Apple’s Tablet Competitors Will Never Catch Up - Semteksam
http://www.macobserver.com/tmo/article/apples_tablet_competitors_will_never_catch_up/
======
Pewpewarrows
We heard the exact same arguments in 2008 when Android released. Have people
really forgotten how events unfolded just 2-3 years ago?

For reference, this is what shipment numbers look like only a few months after
Android tablets started hitting store shelves:

[http://news.cnet.com/8301-13924_3-20082707-64/did-the-
ipad-r...](http://news.cnet.com/8301-13924_3-20082707-64/did-the-ipad-really-
lose-a-big-chunk-of-share-to-android/)

This shouldn't surprise anyone that doesn't have thick Apple blinders on their
head.

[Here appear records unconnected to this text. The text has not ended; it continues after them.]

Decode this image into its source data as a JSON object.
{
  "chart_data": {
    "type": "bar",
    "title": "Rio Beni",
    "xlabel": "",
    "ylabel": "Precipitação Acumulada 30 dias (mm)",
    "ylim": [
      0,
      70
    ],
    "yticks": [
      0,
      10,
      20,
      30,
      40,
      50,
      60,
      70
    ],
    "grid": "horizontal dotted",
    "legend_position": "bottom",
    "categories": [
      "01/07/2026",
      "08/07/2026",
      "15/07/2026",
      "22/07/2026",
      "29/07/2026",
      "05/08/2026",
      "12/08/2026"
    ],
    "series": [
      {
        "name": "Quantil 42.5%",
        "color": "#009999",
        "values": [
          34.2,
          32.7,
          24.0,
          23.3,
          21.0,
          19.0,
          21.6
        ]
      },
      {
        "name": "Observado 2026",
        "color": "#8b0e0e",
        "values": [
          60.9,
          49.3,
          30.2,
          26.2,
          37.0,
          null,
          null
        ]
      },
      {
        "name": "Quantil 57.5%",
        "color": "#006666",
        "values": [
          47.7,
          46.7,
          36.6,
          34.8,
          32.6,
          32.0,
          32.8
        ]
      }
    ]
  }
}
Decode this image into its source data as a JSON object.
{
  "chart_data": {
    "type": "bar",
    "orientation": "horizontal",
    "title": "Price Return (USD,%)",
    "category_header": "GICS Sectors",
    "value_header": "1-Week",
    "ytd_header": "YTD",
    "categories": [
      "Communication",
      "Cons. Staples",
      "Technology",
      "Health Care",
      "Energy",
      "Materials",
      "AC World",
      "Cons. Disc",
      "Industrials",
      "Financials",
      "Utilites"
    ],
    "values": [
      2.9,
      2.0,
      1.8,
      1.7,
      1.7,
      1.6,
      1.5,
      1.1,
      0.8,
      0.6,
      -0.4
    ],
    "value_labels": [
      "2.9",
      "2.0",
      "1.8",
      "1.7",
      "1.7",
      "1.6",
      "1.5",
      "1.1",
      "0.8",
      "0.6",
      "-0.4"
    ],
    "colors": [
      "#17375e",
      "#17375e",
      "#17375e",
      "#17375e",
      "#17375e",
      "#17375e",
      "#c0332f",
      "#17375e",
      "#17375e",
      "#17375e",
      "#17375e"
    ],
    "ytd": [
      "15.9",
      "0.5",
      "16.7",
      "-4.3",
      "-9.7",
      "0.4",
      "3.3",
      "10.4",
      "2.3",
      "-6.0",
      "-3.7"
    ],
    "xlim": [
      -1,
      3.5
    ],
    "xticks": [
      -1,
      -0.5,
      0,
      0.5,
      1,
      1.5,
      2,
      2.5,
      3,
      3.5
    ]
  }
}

Manufacturers are starting to release better hardware, on cheaper
devices, and in faster timelines than the iPad. The only thing holding it back
is that developers have only had a few months to start writing apps tailored
for tablets running Android. And in that vain, just like the smartphone
market, it's literally just a matter of time before history repeats itself.

------
sandipc
This is exactly what people were saying before (and even immediately after)
the first Android devices arrived on the market.

------
digiwizard
As always, John has awesome insight into how Apple competes.